Our forward-looking statements do not reflect the potential impact of future
acquisitions, mergers, dispositions, joint ventures or investments that we may
make. We do not assume any obligation to update any of the forward-looking
statements contained herein, whether as a result of new information, future
events or otherwise, except as required by law. In the light of these risks and
uncertainties, the forward-looking events and circumstances discussed in this
report may not occur, and actual results could differ materially from those
anticipated or implied in the forward-looking statements.
Overview and History
We were originally incorporated in the State of Colorado in August 1998 under
the name "Network Acquisitions, Inc." We changed our name to Cavion
Technologies, Inc. in February 1999 and subsequently to Concord Ventures, Inc.
in October 2006.
On December 21, 2000, we filed for protection under Chapter 11 of the United
States Bankruptcy Code. In connection with the filing, on February 16, 2001, we
sold our entire business, and all of our assets, for the benefit of our
creditors. After the sale, we still had liabilities of $8.4 million and were
subsequently dismissed by the Court from the Chapter 11 reorganization,
effective March 13, 2001, at which time the last of our remaining directors
resigned. On March 13, 2001, we had no business or other source of income, no
assets, no employees or directors, outstanding liabilities of approximately $8.4
million and had terminated our duty to file reports under securities law. In
February 2008, we were re-listed on the OTC Bulletin Board.

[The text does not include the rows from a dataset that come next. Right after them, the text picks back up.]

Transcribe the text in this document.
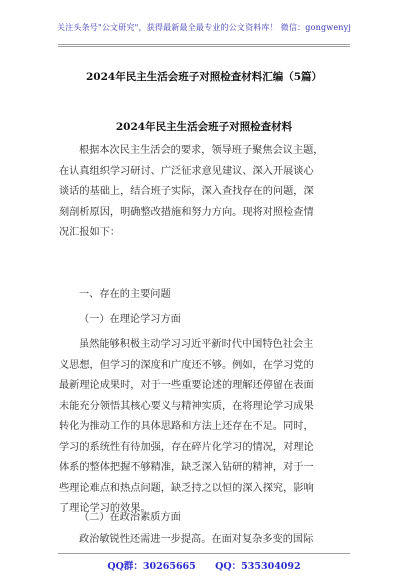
关注头条号"公文研究"，获得最新最全最专业的公文资料库！ 微信：gongwenyj
2024年民主生活会班子对照检查材料汇编（5篇）
2024年民主生活会班子对照检查材料
根据本次民主生活会的要求，领导班子聚焦会议主题，
在认真组织学习研讨、广泛征求意见建议、深入开展谈心
谈话的基础上，结合班子实际，深入查找存在的问题，深
刻剖析原因，明确整改措施和努力方向。现将对照检查情
况汇报如下：
一、存在的主要问题
（一）在理论学习方面
虽然能够积极主动学习习近平新时代中国特色社会主
义思想，但学习的深度和广度还不够。例如，在学习党的
最新理论成果时，对于一些重要论述的理解还停留在表面
未能充分领悟其核心要义与精神实质，在将理论学习成果
转化为推动工作的具体思路和方法上还存在不足。同时，
学习的系统性有待加强，存在碎片化学习的情况，对理论
体系的整体把握不够精准，缺乏深入钻研的精神，对于一
些理论难点和热点问题，缺乏持之以恒的深入探究，影响
了理论学习的效果。
（二）在政治素质方面
政治敏锐性还需进一步提高。在面对复杂多变的国际
QQ群：30265665 QQ：535304092
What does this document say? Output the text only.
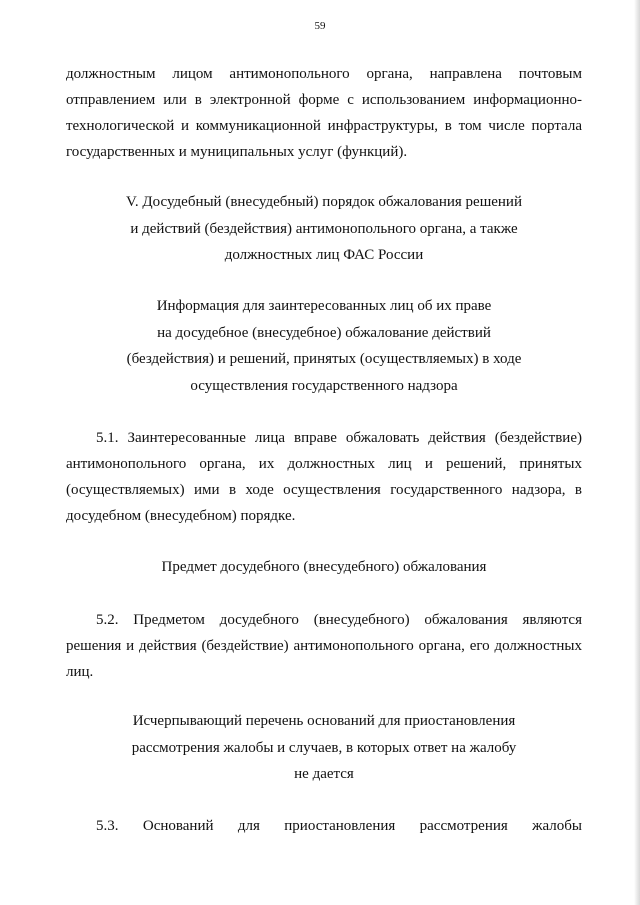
59
должностным лицом антимонопольного органа, направлена почтовым
отправлением или в электронной форме с использованием информационно-
технологической и коммуникационной инфраструктуры, в том числе портала
государственных и муниципальных услуг (функций).
V. Досудебный (внесудебный) порядок обжалования решений
и действий (бездействия) антимонопольного органа, а также
должностных лиц ФАС России
Информация для заинтересованных лиц об их праве
на досудебное (внесудебное) обжалование действий
(бездействия) и решений, принятых (осуществляемых) в ходе
осуществления государственного надзора
5.1. Заинтересованные лица вправе обжаловать действия (бездействие)
антимонопольного органа, их должностных лиц и решений, принятых
(осуществляемых) ими в ходе осуществления государственного надзора, в
досудебном (внесудебном) порядке.
Предмет досудебного (внесудебного) обжалования
5.2. Предметом досудебного (внесудебного) обжалования являются
решения и действия (бездействие) антимонопольного органа, его должностных
лиц.
Исчерпывающий перечень оснований для приостановления
рассмотрения жалобы и случаев, в которых ответ на жалобу
не дается
5.3. Оснований для приостановления рассмотрения жалобы
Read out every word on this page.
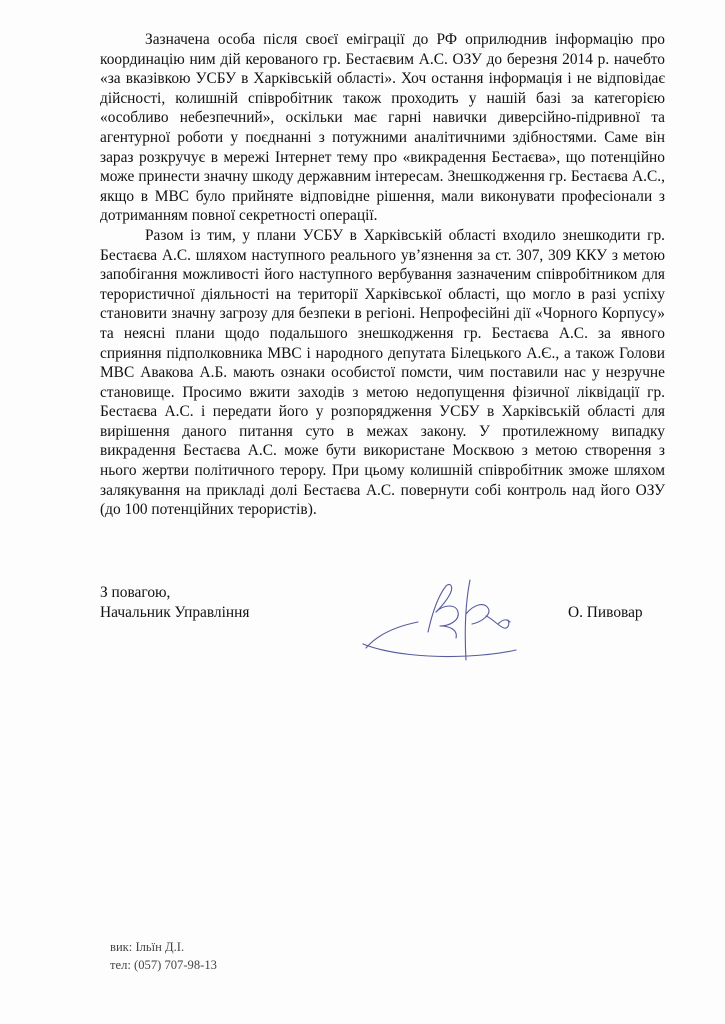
Зазначена особа після своєї еміграції до РФ оприлюднив інформацію про координацію ним дій керованого гр. Бестаєвим А.С. ОЗУ до березня 2014 р. начебто «за вказівкою УСБУ в Харківській області». Хоч остання інформація і не відповідає дійсності, колишній співробітник також проходить у нашій базі за категорією «особливо небезпечний», оскільки має гарні навички диверсійно-підривної та агентурної роботи у поєднанні з потужними аналітичними здібностями. Саме він зараз розкручує в мережі Інтернет тему про «викрадення Бестаєва», що потенційно може принести значну шкоду державним інтересам. Знешкодження гр. Бестаєва А.С., якщо в МВС було прийняте відповідне рішення, мали виконувати професіонали з дотриманням повної секретності операції.

Разом із тим, у плани УСБУ в Харківській області входило знешкодити гр. Бестаєва А.С. шляхом наступного реального ув’язнення за ст. 307, 309 ККУ з метою запобігання можливості його наступного вербування зазначеним співробітником для терористичної діяльності на території Харківської області, що могло в разі успіху становити значну загрозу для безпеки в регіоні. Непрофесійні дії «Чорного Корпусу» та неясні плани щодо подальшого знешкодження гр. Бестаєва А.С. за явного сприяння підполковника МВС і народного депутата Білецького А.Є., а також Голови МВС Авакова А.Б. мають ознаки особистої помсти, чим поставили нас у незручне становище. Просимо вжити заходів з метою недопущення фізичної ліквідації гр. Бестаєва А.С. і передати його у розпорядження УСБУ в Харківській області для вирішення даного питання суто в межах закону. У протилежному випадку викрадення Бестаєва А.С. може бути використане Москвою з метою створення з нього жертви політичного терору. При цьому колишній співробітник зможе шляхом залякування на прикладі долі Бестаєва А.С. повернути собі контроль над його ОЗУ (до 100 потенційних терористів).

З повагою,
Начальник Управління	О. Пивовар
вик: Ільїн Д.І.
тел: (057) 707-98-13
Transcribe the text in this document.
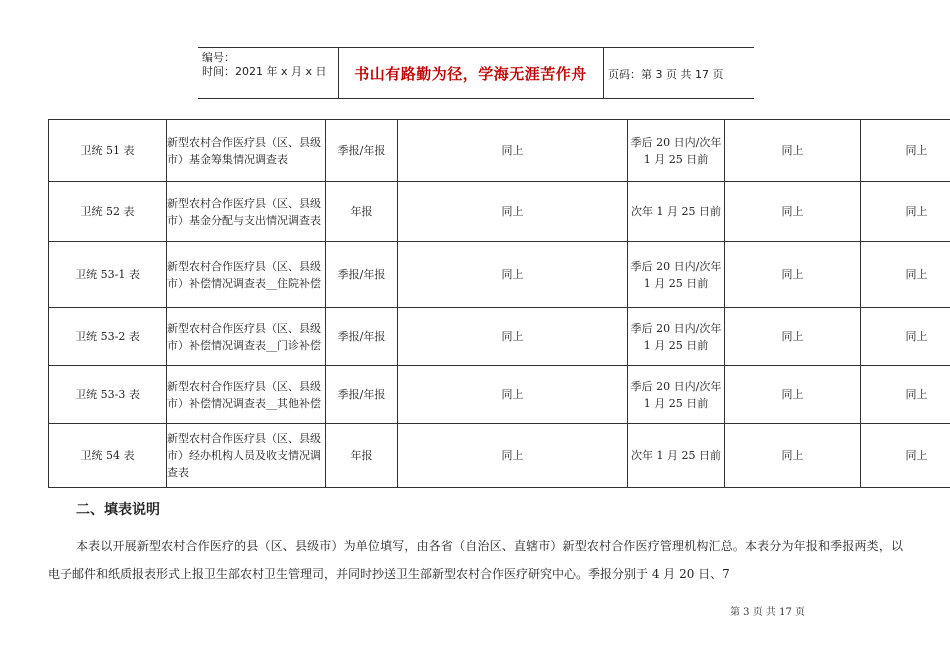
编号：
时间：2021 年 x 月 x 日	书山有路勤为径，学海无涯苦作舟	页码：第 3 页 共 17 页
卫统 51 表	新型农村合作医疗县（区、县级市）基金筹集情况调查表	季报/年报	同上	季后 20 日内/次年 1 月 25 日前	同上	同上
卫统 52 表	新型农村合作医疗县（区、县级市）基金分配与支出情况调查表	年报	同上	次年 1 月 25 日前	同上	同上
卫统 53-1 表	新型农村合作医疗县（区、县级市）补偿情况调查表__住院补偿	季报/年报	同上	季后 20 日内/次年 1 月 25 日前	同上	同上
卫统 53-2 表	新型农村合作医疗县（区、县级市）补偿情况调查表__门诊补偿	季报/年报	同上	季后 20 日内/次年 1 月 25 日前	同上	同上
卫统 53-3 表	新型农村合作医疗县（区、县级市）补偿情况调查表__其他补偿	季报/年报	同上	季后 20 日内/次年 1 月 25 日前	同上	同上
卫统 54 表	新型农村合作医疗县（区、县级市）经办机构人员及收支情况调查表	年报	同上	次年 1 月 25 日前	同上	同上
二、填表说明
本表以开展新型农村合作医疗的县（区、县级市）为单位填写，由各省（自治区、直辖市）新型农村合作医疗管理机构汇总。本表分为年报和季报两类，以电子邮件和纸质报表形式上报卫生部农村卫生管理司，并同时抄送卫生部新型农村合作医疗研究中心。季报分别于 4 月 20 日、7
第 3 页 共 17 页
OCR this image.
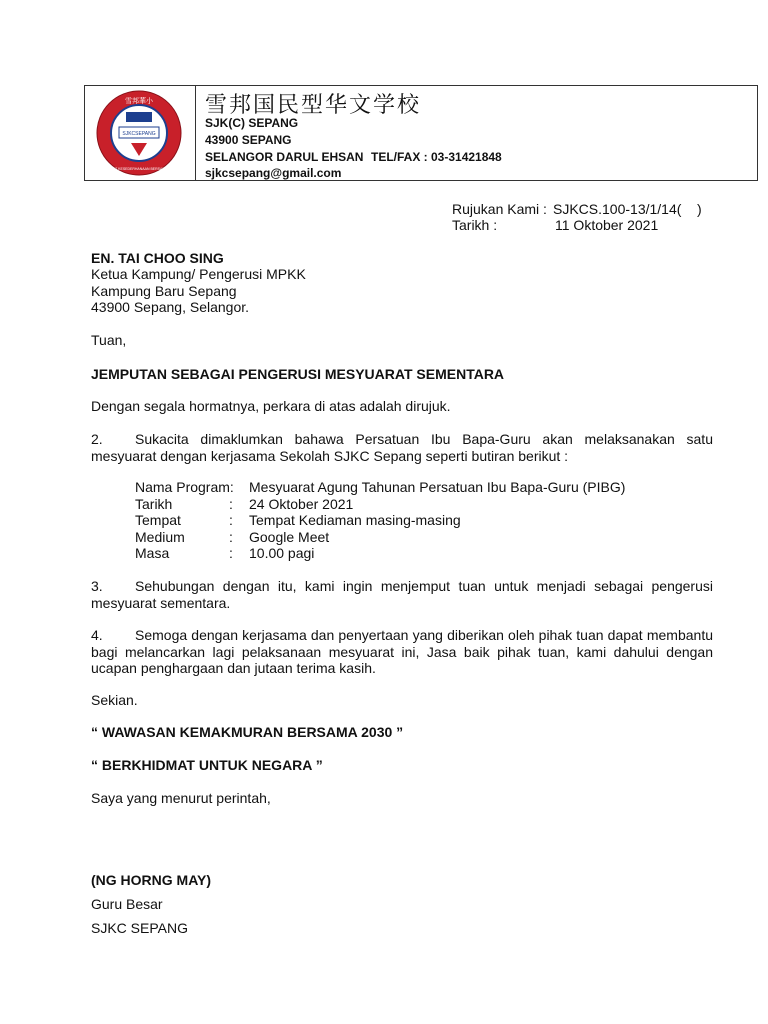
SJKCSEPANG
雪邦華小
BERHEMAT KESEDERHANAAN BERSAMA TANAH
雪邦国民型华文学校
SJK(C) SEPANG
43900 SEPANG
SELANGOR DARUL EHSAN TEL/FAX : 03-31421848
sjkcsepang@gmail.com
Rujukan Kami : SJKCS.100-13/1/14(    )
Tarikh :	11 Oktober 2021
EN. TAI CHOO SING
Ketua Kampung/ Pengerusi MPKK
Kampung Baru Sepang
43900 Sepang, Selangor.
Tuan,
JEMPUTAN SEBAGAI PENGERUSI MESYUARAT SEMENTARA
Dengan segala hormatnya, perkara di atas adalah dirujuk.
2. Sukacita dimaklumkan bahawa Persatuan Ibu Bapa-Guru akan melaksanakan satu mesyuarat dengan kerjasama Sekolah SJKC Sepang seperti butiran berikut :
Nama Program: Mesyuarat Agung Tahunan Persatuan Ibu Bapa-Guru (PIBG)
Tarikh	: 24 Oktober 2021
Tempat	: Tempat Kediaman masing-masing
Medium	: Google Meet
Masa	: 10.00 pagi
3. Sehubungan dengan itu, kami ingin menjemput tuan untuk menjadi sebagai pengerusi mesyuarat sementara.
4. Semoga dengan kerjasama dan penyertaan yang diberikan oleh pihak tuan dapat membantu bagi melancarkan lagi pelaksanaan mesyuarat ini, Jasa baik pihak tuan, kami dahului dengan ucapan penghargaan dan jutaan terima kasih.
Sekian.
“ WAWASAN KEMAKMURAN BERSAMA 2030 ”
“ BERKHIDMAT UNTUK NEGARA ”
Saya yang menurut perintah,
(NG HORNG MAY)
Guru Besar
SJKC SEPANG
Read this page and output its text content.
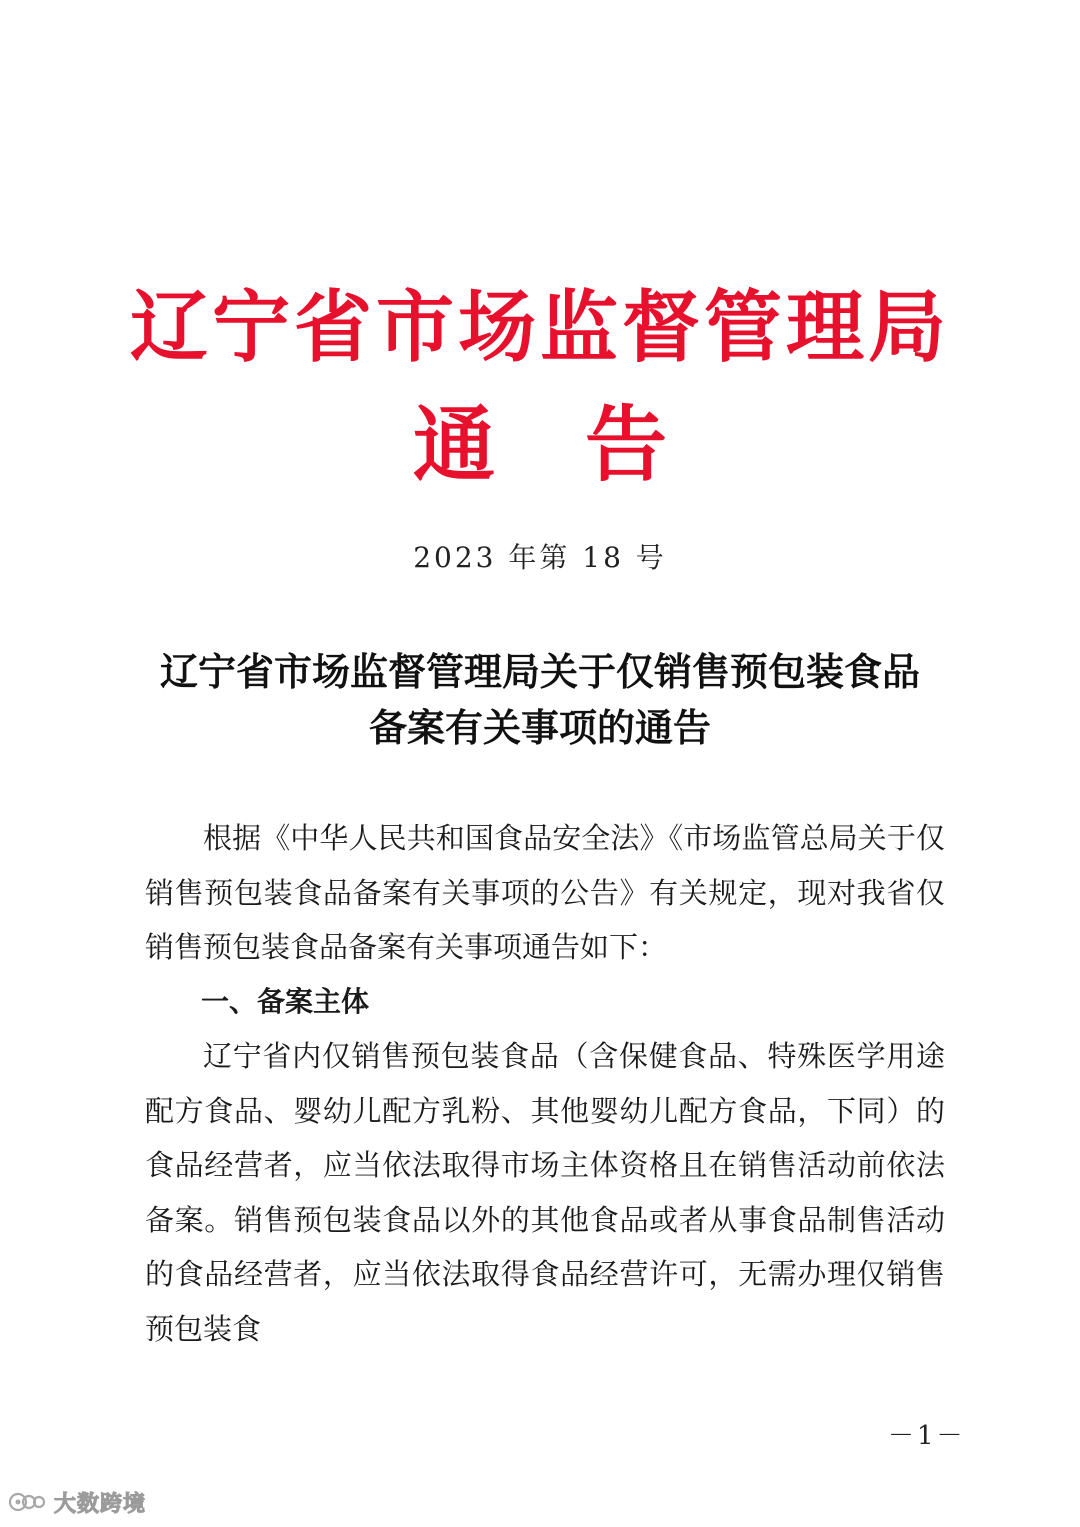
辽宁省市场监督管理局
通告
2023 年第 18 号
辽宁省市场监督管理局关于仅销售预包装食品
备案有关事项的通告

根据《中华人民共和国食品安全法》《市场监管总局关于仅销售预包装食品备案有关事项的公告》有关规定，现对我省仅销售预包装食品备案有关事项通告如下：

一、备案主体

辽宁省内仅销售预包装食品（含保健食品、特殊医学用途配方食品、婴幼儿配方乳粉、其他婴幼儿配方食品，下同）的食品经营者，应当依法取得市场主体资格且在销售活动前依法备案。销售预包装食品以外的其他食品或者从事食品制售活动的食品经营者，应当依法取得食品经营许可，无需办理仅销售预包装食

－1－
大数跨境
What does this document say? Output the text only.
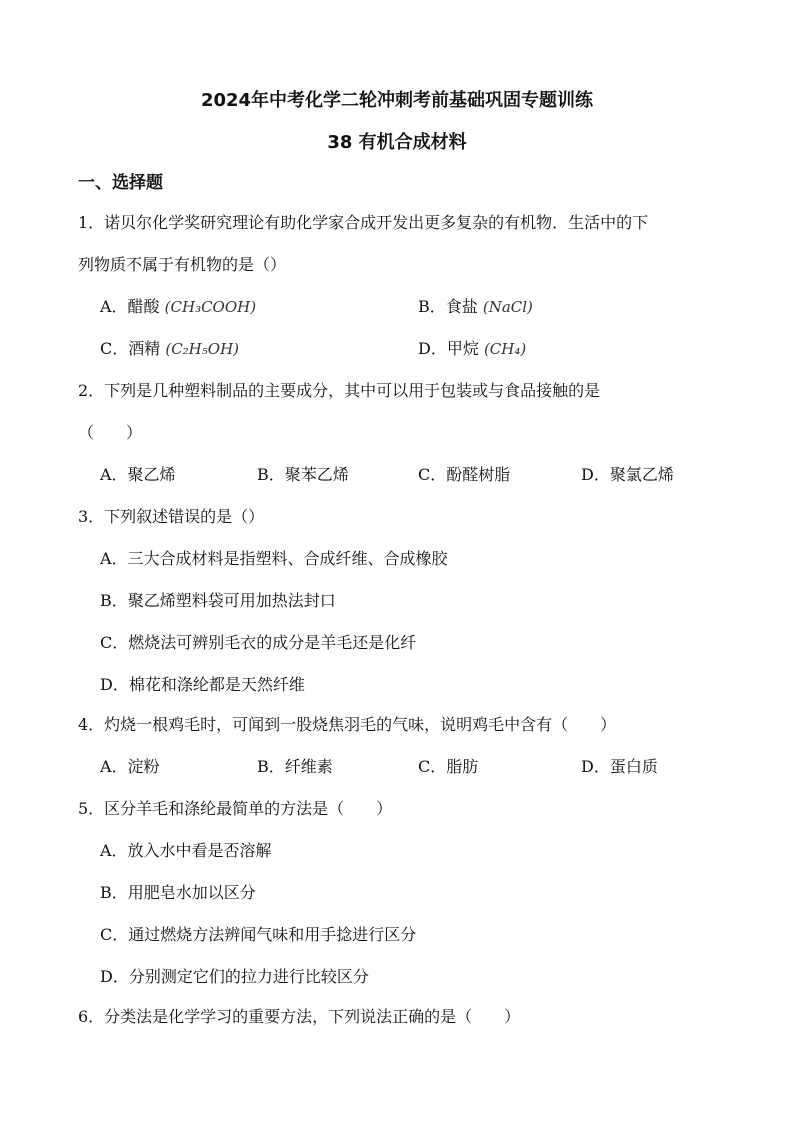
2024年中考化学二轮冲刺考前基础巩固专题训练
38 有机合成材料
一、选择题
1．诺贝尔化学奖研究理论有助化学家合成开发出更多复杂的有机物．生活中的下
列物质不属于有机物的是（）
A．醋酸 (CH₃COOH)	B．食盐 (NaCl)
C．酒精 (C₂H₅OH)	D．甲烷 (CH₄)
2．下列是几种塑料制品的主要成分，其中可以用于包装或与食品接触的是
（　　）
A．聚乙烯	B．聚苯乙烯	C．酚醛树脂	D．聚氯乙烯
3．下列叙述错误的是（）
A．三大合成材料是指塑料、合成纤维、合成橡胶
B．聚乙烯塑料袋可用加热法封口
C．燃烧法可辨别毛衣的成分是羊毛还是化纤
D．棉花和涤纶都是天然纤维
4．灼烧一根鸡毛时，可闻到一股烧焦羽毛的气味，说明鸡毛中含有（　　）
A．淀粉	B．纤维素	C．脂肪	D．蛋白质
5．区分羊毛和涤纶最简单的方法是（　　）
A．放入水中看是否溶解
B．用肥皂水加以区分
C．通过燃烧方法辨闻气味和用手捻进行区分
D．分别测定它们的拉力进行比较区分
6．分类法是化学学习的重要方法，下列说法正确的是（　　）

In April 2010, we re-domiciled in Delaware under the name CCVG, Inc. ("CCVG").
Effective December 31, 2010, CCVG completed an Agreement and Plan of Merger and
Reorganization (the "Reorganization") which provided for the merger of two of
our wholly-owned subsidiaries. As a result of this reorganization, our name was
changed to "Golden Dragon Inc.", which became the surviving publicly quoted
parent holding company.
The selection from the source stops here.